Food

The Fed-Up Chef


Anand, however, does more than mash-up Indian standards and Western ingredients. He creates dishes that defy easy categorization, like his mango-infused pâté of foie gras dressed with Japanese oak leaves. “You don’t see Indian food the way that he does it,” Shah says. “You talk to any wealthy South Asian in that hemisphere of the world, it becomes a priority to get to his restaurant. Gaggan is one of the few that made it in the fine-dining world. There are really not that many.”

Anand grew up in poverty outside Kolkata. “That scene in ‘Slumdog Millionaire’ where the guy would [expletive] on top and it would fall on the next guy’s head? That’s why I have dandruff,” he says. He watched his mother prepare simple dishes, like fish fry and chicken masala (without the cream found in chicken tikka masala). “My mom could have taken a cart and made money,” he says, “but women in India back then were not supposed to work, or she didn’t have the confidence to do it.”

He went to hotel-management school — culinary institutes are relatively new in India — and from there to jobs in hotel kitchens. He married, started a catering company that quickly flopped and spent a year delivering food on a bicycle, making 25 cents an hour, before his brother finagled a job for him in 2003, running the cafeteria of a telecom company’s office in Kolkata. “I learned how to use $1 to make a meal that will satisfy a person,” Anand says.

In 2009, he spent two months at Ferran Adrià’s Alícia Foundation in Spain. By this point, Anand had divorced his first wife and moved to Bangkok to do some consulting for an Indian restaurant there. That job led to his first fan, Rajesh Kewalramani, whom Anand says encouraged him to open his own place and offered to help finance it. Gaggan opened in 2010.

His stint in Spain inspired him to reimagine the humble food of his roots. He learned how to manipulate liquid nitrogen and carbon dioxide, how sodium alginate and calcium chloride could turn olive juice into an opalescent olive sphere. “If Ferran could do that with an olive,” Anand says, “I figured I could change yogurt.” What the olive is to Spain, yogurt is to India: emblematic, iconic, a thing not to be messed with. The dish Anand came up with is now a mainstay on his menu: the “yogurt explosion,” a seemingly normal dollop of yogurt on a spoon that explodes in your mouth, a flavor bomb of cumin and dried mango powder contained by a layer of diaphanously thin gelatin.

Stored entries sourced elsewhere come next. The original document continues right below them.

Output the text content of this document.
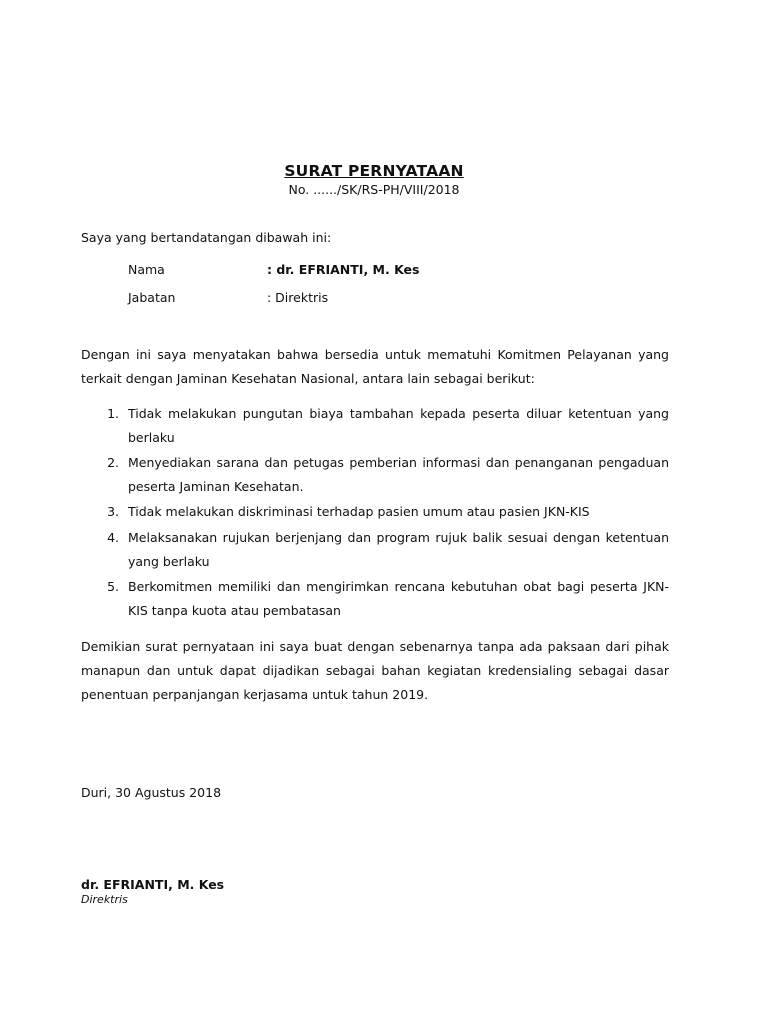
SURAT PERNYATAAN
No. ....../SK/RS-PH/VIII/2018
Saya yang bertandatangan dibawah ini:
Nama	: dr. EFRIANTI, M. Kes
Jabatan	: Direktris
Dengan ini saya menyatakan bahwa bersedia untuk mematuhi Komitmen Pelayanan yang terkait dengan Jaminan Kesehatan Nasional, antara lain sebagai berikut:
1. Tidak melakukan pungutan biaya tambahan kepada peserta diluar ketentuan yang berlaku
2. Menyediakan sarana dan petugas pemberian informasi dan penanganan pengaduan peserta Jaminan Kesehatan.
3. Tidak melakukan diskriminasi terhadap pasien umum atau pasien JKN-KIS
4. Melaksanakan rujukan berjenjang dan program rujuk balik sesuai dengan ketentuan yang berlaku
5. Berkomitmen memiliki dan mengirimkan rencana kebutuhan obat bagi peserta JKN-KIS tanpa kuota atau pembatasan
Demikian surat pernyataan ini saya buat dengan sebenarnya tanpa ada paksaan dari pihak manapun dan untuk dapat dijadikan sebagai bahan kegiatan kredensialing sebagai dasar penentuan perpanjangan kerjasama untuk tahun 2019.
Duri, 30 Agustus 2018
dr. EFRIANTI, M. Kes
Direktris
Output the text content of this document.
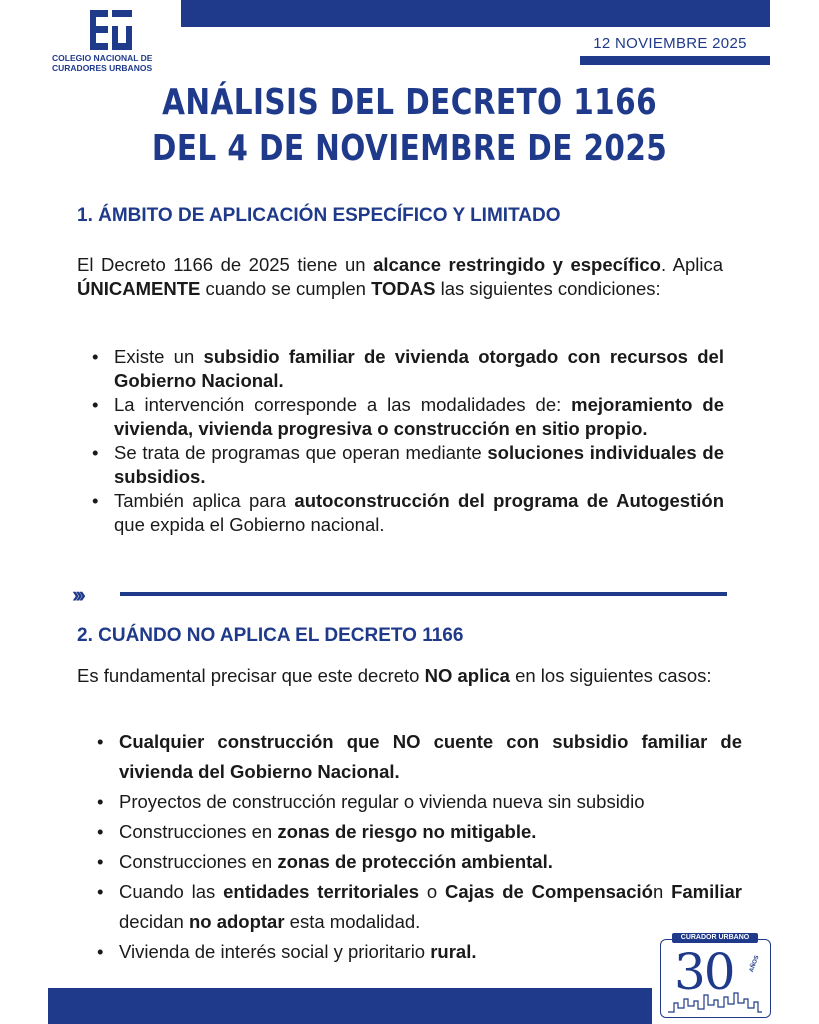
12 NOVIEMBRE 2025
COLEGIO NACIONAL DE
CURADORES URBANOS
ANÁLISIS DEL DECRETO 1166
DEL 4 DE NOVIEMBRE DE 2025
1. ÁMBITO DE APLICACIÓN ESPECÍFICO Y LIMITADO
El Decreto 1166 de 2025 tiene un alcance restringido y específico. Aplica ÚNICAMENTE cuando se cumplen TODAS las siguientes condiciones:
• Existe un subsidio familiar de vivienda otorgado con recursos del Gobierno Nacional.
• La intervención corresponde a las modalidades de: mejoramiento de vivienda, vivienda progresiva o construcción en sitio propio.
• Se trata de programas que operan mediante soluciones individuales de subsidios.
• También aplica para autoconstrucción del programa de Autogestión que expida el Gobierno nacional.
›››
2. CUÁNDO NO APLICA EL DECRETO 1166
Es fundamental precisar que este decreto NO aplica en los siguientes casos:
• Cualquier construcción que NO cuente con subsidio familiar de vivienda del Gobierno Nacional.
• Proyectos de construcción regular o vivienda nueva sin subsidio
• Construcciones en zonas de riesgo no mitigable.
• Construcciones en zonas de protección ambiental.
• Cuando las entidades territoriales o Cajas de Compensación Familiar decidan no adoptar esta modalidad.
• Vivienda de interés social y prioritario rural.
CURADOR URBANO
30	AÑOS
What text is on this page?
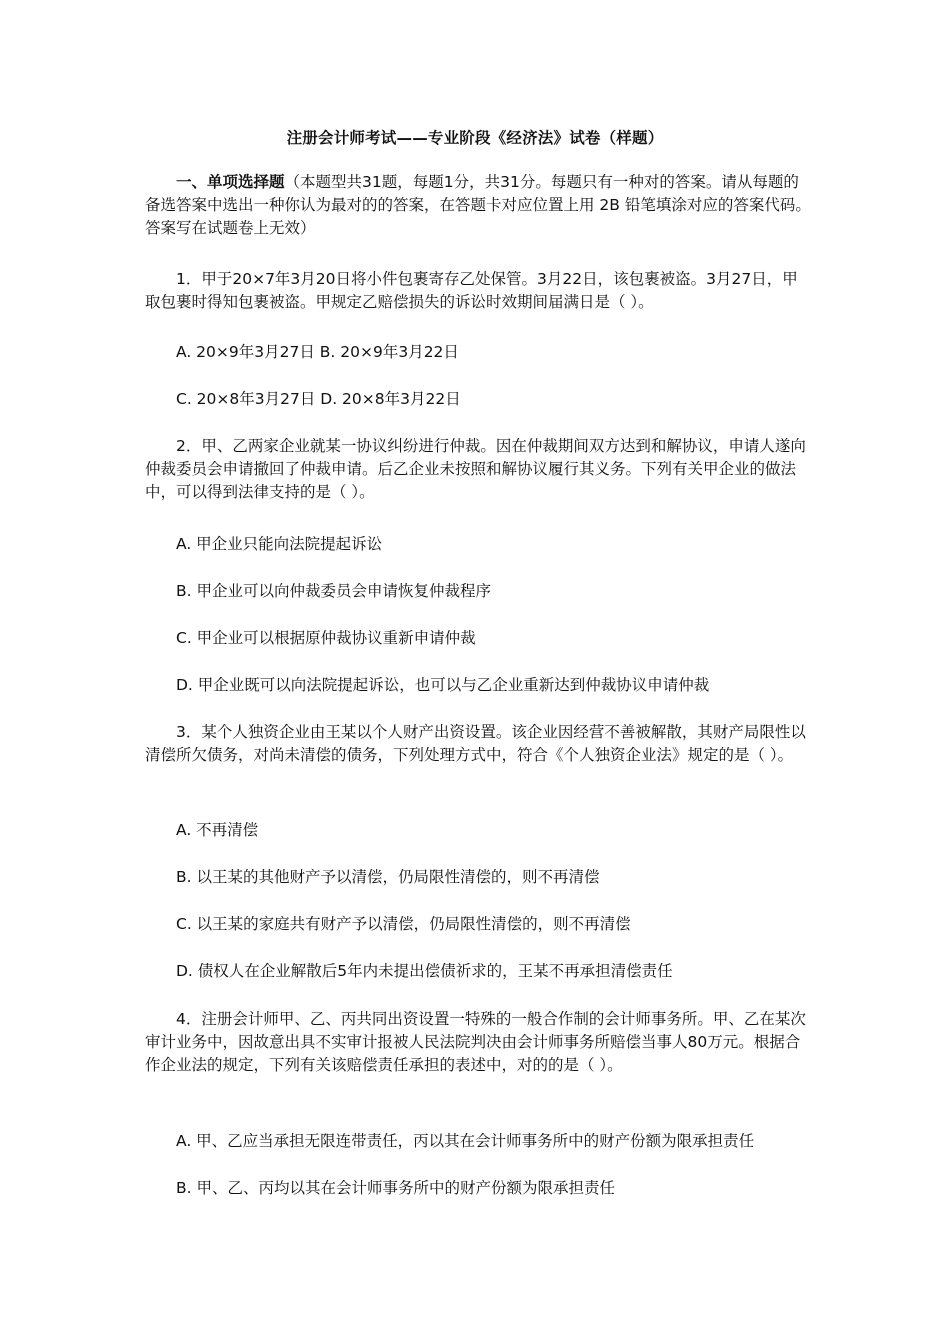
注册会计师考试——专业阶段《经济法》试卷（样题）
一、单项选择题（本题型共31题，每题1分，共31分。每题只有一种对的答案。请从每题的备选答案中选出一种你认为最对的的答案，在答题卡对应位置上用 2B 铅笔填涂对应的答案代码。答案写在试题卷上无效）
1．甲于20×7年3月20日将小件包裹寄存乙处保管。3月22日，该包裹被盗。3月27日，甲取包裹时得知包裹被盗。甲规定乙赔偿损失的诉讼时效期间届满日是（ ）。
A. 20×9年3月27日 B. 20×9年3月22日
C. 20×8年3月27日 D. 20×8年3月22日
2．甲、乙两家企业就某一协议纠纷进行仲裁。因在仲裁期间双方达到和解协议，申请人遂向仲裁委员会申请撤回了仲裁申请。后乙企业未按照和解协议履行其义务。下列有关甲企业的做法中，可以得到法律支持的是（ ）。
A. 甲企业只能向法院提起诉讼
B. 甲企业可以向仲裁委员会申请恢复仲裁程序
C. 甲企业可以根据原仲裁协议重新申请仲裁
D. 甲企业既可以向法院提起诉讼，也可以与乙企业重新达到仲裁协议申请仲裁
3．某个人独资企业由王某以个人财产出资设置。该企业因经营不善被解散，其财产局限性以清偿所欠债务，对尚未清偿的债务，下列处理方式中，符合《个人独资企业法》规定的是（ ）。
A. 不再清偿
B. 以王某的其他财产予以清偿，仍局限性清偿的，则不再清偿
C. 以王某的家庭共有财产予以清偿，仍局限性清偿的，则不再清偿
D. 债权人在企业解散后5年内未提出偿债祈求的，王某不再承担清偿责任
4．注册会计师甲、乙、丙共同出资设置一特殊的一般合作制的会计师事务所。甲、乙在某次审计业务中，因故意出具不实审计报被人民法院判决由会计师事务所赔偿当事人80万元。根据合作企业法的规定，下列有关该赔偿责任承担的表述中，对的的是（ ）。
A. 甲、乙应当承担无限连带责任，丙以其在会计师事务所中的财产份额为限承担责任
B. 甲、乙、丙均以其在会计师事务所中的财产份额为限承担责任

Anand characterizes his food not as Indian but as “Gaggan Anand.” “If you’re from India,” he says, “you will feel either disgraced, like, ‘Why are you touching my cuisine?’ or you will say, ‘Wow, you really changed my food forever.’” Just as Mehrotra does, he thinks Indian cuisine has an image problem. “Indians have let their food be defined by what the world wants from them: chicken tikka masala because of the British, Goan fish curry because of the Portuguese,” Anand says. “As a chef, it’s a disgrace that I sit with Japanese, French and Italian chefs, and they talk about fine dining, and I’m like a donkey, just sitting there. They will always value a French dish more than an Indian dish. They don’t care what techniques you use. I get so angry.”

After seeing Anand’s “Chef’s Table” episode in 2016, I went to dine at Gaggan, which occupied a 19th-century townhouse about four miles from his new restaurant, a modern building draped with greenery. Sitting in the main dining room, I could not see Anand holding court at the chef’s table, but I could hear him (until he turned up a Foo Fighters song). At the end of the night, I saw him by the door and asked for a selfie; he obliged. I had come expecting the best Indian meal of my life, and it was moving to see the food of my ethnicity executed with such finesse. But more than the food, Anand himself left me in awe, an Indian chef with swagger, chutzpah and enough star power to warrant an 8,000-mile journey.